## Data Analysis and preprocessing

In this notebook we will try to understand the dataset and preprocess it to be used for further use, means training the ML and DL models on top of this.

In [1]:
# !pip install numpy pandas matplotlib seaborn sklearn nltk 

#### Imports

In [22]:
from pathlib import Path

import numpy as np
import pandas as pd
import matplotlib.pyplot as plt
import seaborn as sns

from time import time

import warnings
warnings.filterwarnings("ignore")

#### Loading train and test dataset

In [23]:
dataset_dir = Path("../dataset")
train_dataset_path = dataset_dir/"train.csv"
test_dataset_path = dataset_dir/"test.csv"

In [24]:
# load train and test dataset
train = pd.read_csv(open(train_dataset_path,"r"), header=None)
test = pd.read_csv(open(test_dataset_path,"r"), header=None)

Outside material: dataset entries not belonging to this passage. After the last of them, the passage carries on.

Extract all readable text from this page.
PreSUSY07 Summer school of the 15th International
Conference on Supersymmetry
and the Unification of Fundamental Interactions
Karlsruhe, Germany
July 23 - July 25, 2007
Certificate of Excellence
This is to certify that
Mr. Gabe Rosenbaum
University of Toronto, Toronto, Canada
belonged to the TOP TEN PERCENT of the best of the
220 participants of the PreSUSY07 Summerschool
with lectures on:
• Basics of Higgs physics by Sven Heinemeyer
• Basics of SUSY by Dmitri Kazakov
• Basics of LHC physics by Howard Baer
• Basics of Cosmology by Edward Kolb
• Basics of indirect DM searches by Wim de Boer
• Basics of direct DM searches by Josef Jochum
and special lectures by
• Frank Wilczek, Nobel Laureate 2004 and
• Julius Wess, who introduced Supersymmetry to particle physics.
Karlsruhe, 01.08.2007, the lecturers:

#### Preprocess TRAIN dataset

In [25]:
# head of the dataset
train.head()

Unnamed: 0,0,1,2,3,4,5
0,0,1467810369,Mon Apr 06 22:19:45 PDT 2009,NO_QUERY,_TheSpecialOne_,"@switchfoot http://twitpic.com/2y1zl - Awww, t..."
1,0,1467810672,Mon Apr 06 22:19:49 PDT 2009,NO_QUERY,scotthamilton,is upset that he can't update his Facebook by ...
2,0,1467810917,Mon Apr 06 22:19:53 PDT 2009,NO_QUERY,mattycus,@Kenichan I dived many times for the ball. Man...
3,0,1467811184,Mon Apr 06 22:19:57 PDT 2009,NO_QUERY,ElleCTF,my whole body feels itchy and like its on fire
4,0,1467811193,Mon Apr 06 22:19:57 PDT 2009,NO_QUERY,Karoli,"@nationwideclass no, it's not behaving at all...."


In [26]:
train.tail()

Unnamed: 0,0,1,2,3,4,5
1599995,4,2193601966,Tue Jun 16 08:40:49 PDT 2009,NO_QUERY,AmandaMarie1028,Just woke up. Having no school is the best fee...
1599996,4,2193601969,Tue Jun 16 08:40:49 PDT 2009,NO_QUERY,TheWDBoards,TheWDB.com - Very cool to hear old Walt interv...
1599997,4,2193601991,Tue Jun 16 08:40:49 PDT 2009,NO_QUERY,bpbabe,Are you ready for your MoJo Makeover? Ask me f...
1599998,4,2193602064,Tue Jun 16 08:40:49 PDT 2009,NO_QUERY,tinydiamondz,Happy 38th Birthday to my boo of alll time!!! ...
1599999,4,2193602129,Tue Jun 16 08:40:50 PDT 2009,NO_QUERY,RyanTrevMorris,happy #charitytuesday @theNSPCC @SparksCharity...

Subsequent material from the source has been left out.